И тут началась мазохистская, одновременно, грустно-весёлая истерия. Истории, случаи, примеры из жизни посыпались один за другим, как из рога изобилия. На эту, горячую для потомков Авраама тему, почти у всех было что рассказать. Как в коммуналке пьяный сосед ломился в дверь с топором: «Жиды, убью» и старенькая бабушка с семилетним внуком, находившиеся в квартире, прыгнули зимой в сугроб из окна второго этажа… Как из списка ехавших за рубеж на симпозиум учёных чиновник из КГБ вычеркнул фамилии Зак и Гольшдмидт, которые должны были делать главные доклады и, вообще, были единственными специалистами в делегации. Остальные ехали, так сказать, для сопровождения… Как при поступлении в институт, один профессор, не еврей, а самый что ни на есть русский, отказался ставить заниженную оценку евреям-абитуриентам и от участия в приёмных экзаменах был отстранён.

Рассказ о совестливом профессоре-интернационалисте, как я заметил, Миша слушал с особым вниманием. Тогда и прозвучала та самая реплика, о которой я упомянул. Даже не реплика, а тост. Мальчик неожиданно для всех встал и произнёс тост негромко, но чётко, не стесняясь, абсолютно по— взрослому:

– Я, верю, что в нашей стране есть справедливые законы, которые дают возможность евреям чувствовать себя равными среди других народов. Другое дело, что эти законы не всегда соблюдаются, с одной стороны, а мы, евреи, не умеем свои права защитить, с другой. Думаю, что в этом проблема. Предлагаю выпить за то, чтобы евреи научились защищать свои права.

Мы выпили, в душе посмеявшись над, как нам казалось, наивным мальчиком.
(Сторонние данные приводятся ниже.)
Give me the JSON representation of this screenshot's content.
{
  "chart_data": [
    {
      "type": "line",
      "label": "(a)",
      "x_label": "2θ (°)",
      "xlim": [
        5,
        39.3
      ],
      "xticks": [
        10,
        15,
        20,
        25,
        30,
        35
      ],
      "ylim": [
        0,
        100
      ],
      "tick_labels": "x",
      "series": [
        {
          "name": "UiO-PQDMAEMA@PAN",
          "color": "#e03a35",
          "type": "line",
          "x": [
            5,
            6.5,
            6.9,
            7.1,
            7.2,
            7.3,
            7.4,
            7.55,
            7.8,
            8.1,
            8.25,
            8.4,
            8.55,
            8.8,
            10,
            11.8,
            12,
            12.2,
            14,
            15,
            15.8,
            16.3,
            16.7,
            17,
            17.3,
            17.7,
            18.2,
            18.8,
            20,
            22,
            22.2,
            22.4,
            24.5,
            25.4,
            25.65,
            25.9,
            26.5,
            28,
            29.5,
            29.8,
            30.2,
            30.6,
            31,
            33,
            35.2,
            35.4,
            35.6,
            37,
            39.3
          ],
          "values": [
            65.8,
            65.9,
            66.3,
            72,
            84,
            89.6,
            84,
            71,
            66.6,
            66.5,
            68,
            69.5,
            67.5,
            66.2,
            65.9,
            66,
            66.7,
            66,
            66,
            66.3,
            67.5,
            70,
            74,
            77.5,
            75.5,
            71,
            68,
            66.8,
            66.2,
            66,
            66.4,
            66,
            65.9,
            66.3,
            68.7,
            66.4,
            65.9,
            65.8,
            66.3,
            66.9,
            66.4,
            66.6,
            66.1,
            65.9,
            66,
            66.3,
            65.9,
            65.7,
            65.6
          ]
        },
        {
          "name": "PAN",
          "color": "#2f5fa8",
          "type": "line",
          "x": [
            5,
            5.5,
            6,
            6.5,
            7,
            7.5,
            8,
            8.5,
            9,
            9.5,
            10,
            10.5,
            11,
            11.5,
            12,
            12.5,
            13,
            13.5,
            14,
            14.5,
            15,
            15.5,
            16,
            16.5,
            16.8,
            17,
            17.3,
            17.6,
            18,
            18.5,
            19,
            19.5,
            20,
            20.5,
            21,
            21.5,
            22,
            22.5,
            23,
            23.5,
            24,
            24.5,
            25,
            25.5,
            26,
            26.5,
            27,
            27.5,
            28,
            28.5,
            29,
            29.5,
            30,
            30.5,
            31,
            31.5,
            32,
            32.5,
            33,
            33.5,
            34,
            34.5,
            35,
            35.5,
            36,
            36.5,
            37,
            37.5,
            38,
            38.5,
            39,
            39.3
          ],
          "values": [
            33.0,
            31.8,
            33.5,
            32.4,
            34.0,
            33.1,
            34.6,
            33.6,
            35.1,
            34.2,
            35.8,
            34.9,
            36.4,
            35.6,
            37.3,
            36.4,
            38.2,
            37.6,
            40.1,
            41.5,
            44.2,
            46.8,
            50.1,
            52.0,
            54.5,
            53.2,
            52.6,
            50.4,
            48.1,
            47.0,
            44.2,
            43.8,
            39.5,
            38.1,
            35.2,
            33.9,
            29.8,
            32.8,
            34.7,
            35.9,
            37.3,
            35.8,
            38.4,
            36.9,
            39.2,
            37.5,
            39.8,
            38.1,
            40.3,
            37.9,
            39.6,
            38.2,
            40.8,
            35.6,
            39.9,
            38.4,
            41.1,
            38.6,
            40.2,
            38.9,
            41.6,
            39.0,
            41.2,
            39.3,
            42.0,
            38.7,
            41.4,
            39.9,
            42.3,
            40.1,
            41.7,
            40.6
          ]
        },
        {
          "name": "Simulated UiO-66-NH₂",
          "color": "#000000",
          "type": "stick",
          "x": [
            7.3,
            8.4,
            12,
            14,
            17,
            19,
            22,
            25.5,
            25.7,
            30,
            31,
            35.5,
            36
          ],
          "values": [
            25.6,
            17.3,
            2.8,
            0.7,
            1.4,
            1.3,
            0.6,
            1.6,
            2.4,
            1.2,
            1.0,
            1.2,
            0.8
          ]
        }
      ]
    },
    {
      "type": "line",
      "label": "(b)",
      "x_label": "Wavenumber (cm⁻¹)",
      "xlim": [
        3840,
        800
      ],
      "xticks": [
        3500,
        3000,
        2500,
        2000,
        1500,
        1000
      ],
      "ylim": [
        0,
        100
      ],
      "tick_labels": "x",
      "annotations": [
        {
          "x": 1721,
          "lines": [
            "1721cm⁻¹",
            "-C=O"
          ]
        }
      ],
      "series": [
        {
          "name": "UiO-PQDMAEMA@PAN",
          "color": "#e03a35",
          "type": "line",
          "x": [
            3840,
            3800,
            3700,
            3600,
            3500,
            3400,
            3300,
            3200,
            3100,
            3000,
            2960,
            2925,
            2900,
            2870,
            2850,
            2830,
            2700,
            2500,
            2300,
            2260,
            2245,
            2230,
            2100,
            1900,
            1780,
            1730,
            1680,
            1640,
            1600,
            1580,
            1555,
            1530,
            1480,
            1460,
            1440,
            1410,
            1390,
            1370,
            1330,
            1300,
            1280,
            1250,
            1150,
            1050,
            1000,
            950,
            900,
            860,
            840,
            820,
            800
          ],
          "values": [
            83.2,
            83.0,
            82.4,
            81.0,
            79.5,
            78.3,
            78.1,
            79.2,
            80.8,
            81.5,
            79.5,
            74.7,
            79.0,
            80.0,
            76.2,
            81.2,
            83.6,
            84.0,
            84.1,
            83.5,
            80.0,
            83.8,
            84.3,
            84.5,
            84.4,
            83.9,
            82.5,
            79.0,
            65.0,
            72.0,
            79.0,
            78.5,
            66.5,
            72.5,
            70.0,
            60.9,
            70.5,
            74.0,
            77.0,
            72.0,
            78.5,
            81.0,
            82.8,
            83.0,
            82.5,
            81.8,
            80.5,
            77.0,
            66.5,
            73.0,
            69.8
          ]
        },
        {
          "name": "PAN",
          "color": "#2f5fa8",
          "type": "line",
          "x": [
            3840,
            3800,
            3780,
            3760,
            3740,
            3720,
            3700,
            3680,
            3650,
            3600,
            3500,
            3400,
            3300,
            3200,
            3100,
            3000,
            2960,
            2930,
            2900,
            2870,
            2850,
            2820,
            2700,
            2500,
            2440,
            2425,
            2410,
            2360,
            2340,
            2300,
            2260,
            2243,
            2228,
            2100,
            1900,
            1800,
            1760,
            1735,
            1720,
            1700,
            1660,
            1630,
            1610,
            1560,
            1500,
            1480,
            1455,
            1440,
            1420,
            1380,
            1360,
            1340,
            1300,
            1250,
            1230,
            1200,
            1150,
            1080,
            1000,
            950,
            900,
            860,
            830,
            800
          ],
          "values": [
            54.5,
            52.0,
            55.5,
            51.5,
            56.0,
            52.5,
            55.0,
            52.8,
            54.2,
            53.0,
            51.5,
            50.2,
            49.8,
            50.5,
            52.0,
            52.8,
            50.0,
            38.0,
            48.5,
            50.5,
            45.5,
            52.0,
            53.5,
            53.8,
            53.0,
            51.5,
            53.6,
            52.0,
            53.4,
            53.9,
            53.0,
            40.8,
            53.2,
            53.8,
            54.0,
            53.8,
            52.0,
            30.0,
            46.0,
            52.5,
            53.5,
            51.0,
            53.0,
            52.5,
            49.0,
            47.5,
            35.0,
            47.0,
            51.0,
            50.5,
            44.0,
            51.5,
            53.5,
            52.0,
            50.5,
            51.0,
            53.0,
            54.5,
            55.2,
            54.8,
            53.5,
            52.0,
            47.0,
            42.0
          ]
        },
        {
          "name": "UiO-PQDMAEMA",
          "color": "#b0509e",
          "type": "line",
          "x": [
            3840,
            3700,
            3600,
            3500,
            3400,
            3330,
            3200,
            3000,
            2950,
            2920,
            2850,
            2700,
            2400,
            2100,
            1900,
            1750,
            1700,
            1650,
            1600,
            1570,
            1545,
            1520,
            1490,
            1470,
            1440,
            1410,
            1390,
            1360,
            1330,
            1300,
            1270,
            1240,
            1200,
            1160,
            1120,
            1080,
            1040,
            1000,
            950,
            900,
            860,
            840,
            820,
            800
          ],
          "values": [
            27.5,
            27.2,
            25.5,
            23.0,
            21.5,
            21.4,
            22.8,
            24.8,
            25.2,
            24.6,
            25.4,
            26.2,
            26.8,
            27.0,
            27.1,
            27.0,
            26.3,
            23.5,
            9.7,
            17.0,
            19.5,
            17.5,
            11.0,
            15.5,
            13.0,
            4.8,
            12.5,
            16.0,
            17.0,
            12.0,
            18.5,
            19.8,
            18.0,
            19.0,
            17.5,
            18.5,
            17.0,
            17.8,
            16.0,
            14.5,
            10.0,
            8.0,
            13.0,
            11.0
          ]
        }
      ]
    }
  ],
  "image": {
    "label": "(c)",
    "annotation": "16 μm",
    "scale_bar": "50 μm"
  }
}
Но, как позже выяснилось, оказались не правы.

На следующий год после того запомнившегося дня рождения Миша окончил школу и решил поступать в институт. Для поступления мальчик выбрал два самых престижных вуза. Учитывая его склонность к точным наукам, это были физический факультет МГУ и физико-технический институт, или, как его называли, Физтех. К счастью, в Физтехе экзамены проходили немного позднее, чем в МГУ. В том и в другом институте профилирующими предметами были физика и математика. В том и другом институте Миша получил по физике и математике тройки. Как по письменному, так и по устному. Конкурс был большой и тройка по профилирующим предметам являлась непроходным баллом. Вот тут-то всё и начиналось. Юный борец за права организовал защиту по высшему разряду: на устном экзамене все вопросы и ответы записывались на диктофон, на письменном, во избежание фальсификации, решения задач дублировались на отдельном листе. Более того, после экзамена Миша попросил двух абитуриентов расписаться на этом листе под словами: «Подтверждаю, что этот черновик Михаил Поляцкин попросил меня подписать сразу после письменного экзамена». И указывались дата, время, адреса и телефоны подписавших.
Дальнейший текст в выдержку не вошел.